Parents who are getting divorced are often worried about losing custody of their children. They’re afraid that sole custody will be given to the other parent.
First and foremost, you need to know that this is uncommon and it becomes even less common every day. More and more, courts are handing out shared custody to both parents. This is generally seen as something that is done in the best interests of the child, as having a relationship with both parents helps them developmentally.
But there are still cases where courts will assign sole custody. What are some of the reasons they may do it?
There’s a danger to the child
The main reason that the court will do this is if they think the child would be in danger while in custody of the other parent. This could be assigned if there are allegations of child abuse, for instance, or if the other parent has a violent criminal record.

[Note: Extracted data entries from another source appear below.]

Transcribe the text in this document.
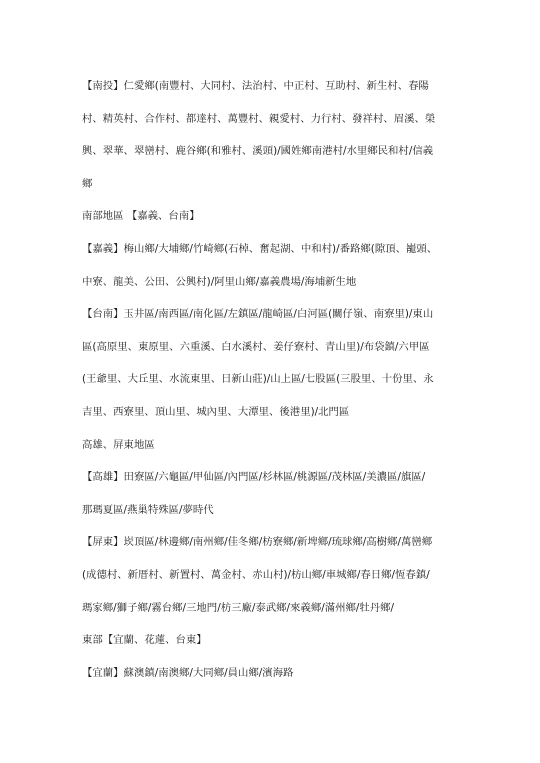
【南投】仁愛鄉(南豐村、大同村、法治村、中正村、互助村、新生村、春陽
村、精英村、合作村、都達村、萬豐村、親愛村、力行村、發祥村、眉溪、榮
興、翠華、翠巒村、鹿谷鄉(和雅村、溪頭)/國姓鄉南港村/水里鄉民和村/信義
鄉
南部地區 【嘉義、台南】
【嘉義】梅山鄉/大埔鄉/竹崎鄉(石棹、奮起湖、中和村)/番路鄉(隙頂、巃頭、
中寮、龍美、公田、公興村)/阿里山鄉/嘉義農場/海埔新生地
【台南】玉井區/南西區/南化區/左鎮區/龍崎區/白河區(關仔嶺、南寮里)/東山
區(高原里、東原里、六重溪、白水溪村、姜仔寮村、青山里)/布袋鎮/六甲區
(王爺里、大丘里、水流東里、日新山莊)/山上區/七股區(三股里、十份里、永
吉里、西寮里、頂山里、城內里、大潭里、後港里)/北門區
高雄、屏東地區
【高雄】田寮區/六龜區/甲仙區/內門區/杉林區/桃源區/茂林區/美濃區/旗區/
那瑪夏區/燕巢特殊區/夢時代
【屏東】崁頂區/林邊鄉/南州鄉/佳冬鄉/枋寮鄉/新埤鄉/琉球鄉/高樹鄉/萬巒鄉
(成德村、新厝村、新置村、萬金村、赤山村)/枋山鄉/車城鄉/春日鄉/恆春鎮/
瑪家鄉/獅子鄉/霧台鄉/三地門/枋三廠/泰武鄉/來義鄉/滿州鄉/牡丹鄉/
東部【宜蘭、花蓮、台東】
【宜蘭】蘇澳鎮/南澳鄉/大同鄉/員山鄉/濱海路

But the court may also consider other issues in that parent’s life that pose a danger. Maybe the parent does love their child and would never intentionally hurt them, but they have a dangerous living situation or they’ve been involved in activities that seem hazardous. Sole custody could be given out if the child will be safer.

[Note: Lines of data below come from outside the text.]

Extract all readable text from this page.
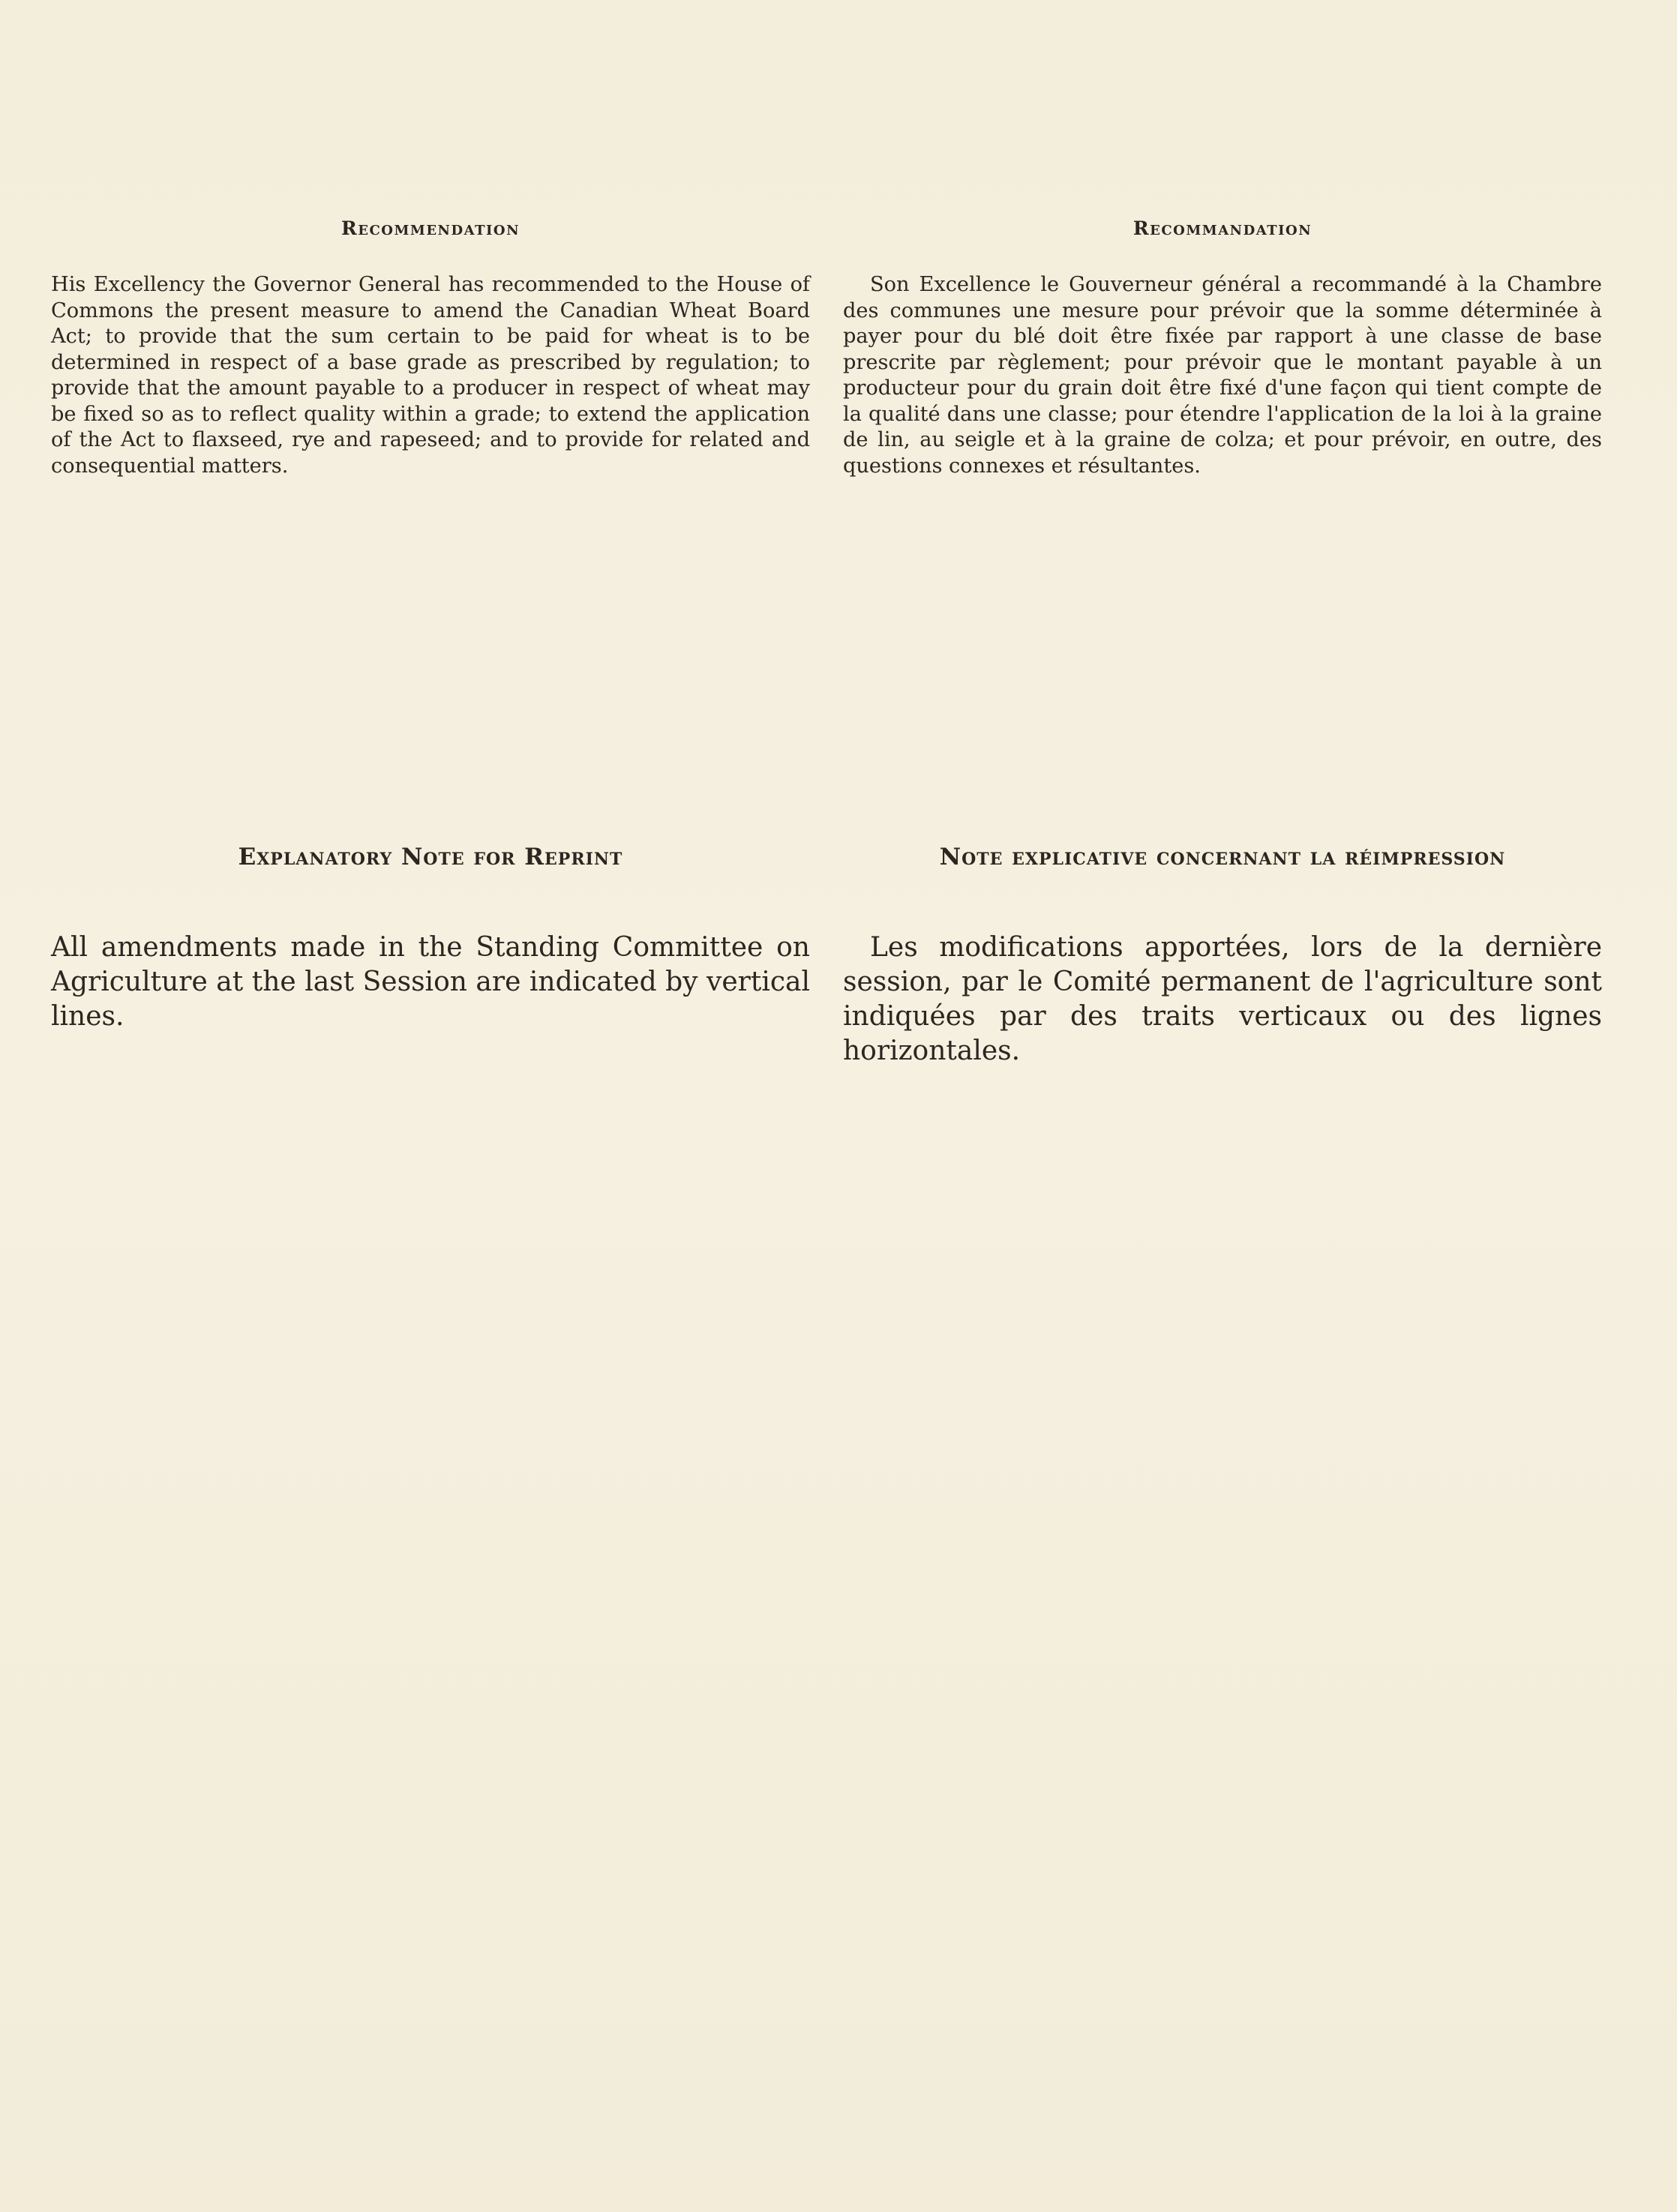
Recommendation

His Excellency the Governor General has recommended to the House of Commons the present measure to amend the Canadian Wheat Board Act; to provide that the sum certain to be paid for wheat is to be determined in respect of a base grade as prescribed by regulation; to provide that the amount payable to a producer in respect of wheat may be fixed so as to reflect quality within a grade; to extend the application of the Act to flaxseed, rye and rapeseed; and to provide for related and consequential matters.

Recommandation

Son Excellence le Gouverneur général a recommandé à la Chambre des communes une mesure pour prévoir que la somme déterminée à payer pour du blé doit être fixée par rapport à une classe de base prescrite par règlement; pour prévoir que le montant payable à un producteur pour du grain doit être fixé d'une façon qui tient compte de la qualité dans une classe; pour étendre l'application de la loi à la graine de lin, au seigle et à la graine de colza; et pour prévoir, en outre, des questions connexes et résultantes.

Explanatory Note for Reprint

All amendments made in the Standing Committee on Agriculture at the last Session are indicated by vertical lines.

Note explicative concernant la réimpression

Les modifications apportées, lors de la dernière session, par le Comité permanent de l'agriculture sont indiquées par des traits verticaux ou des lignes horizontales.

Can your ex do it out of spite?
If your ex is frustrated by the divorce and angry with you, perhaps because they blame you for that divorce, they may tell you that they’re going to seek sole custody just so that you can’t see the child. Their goal is to exclude you from your own child’s life because of the way that they – your ex – feel about you.
In cases like this, the court is very unlikely to apply sole custody. It is not the ourt’s job to do what the parents would like or what they desire. The court is trying to do what is in the best interests of the child. Since excluding the other parent is generally considered to work against those best interests, they’re not going to do it simply for this reason.
If you are involved in a complicated and contested divorce, take the time to carefully consider all of your legal options.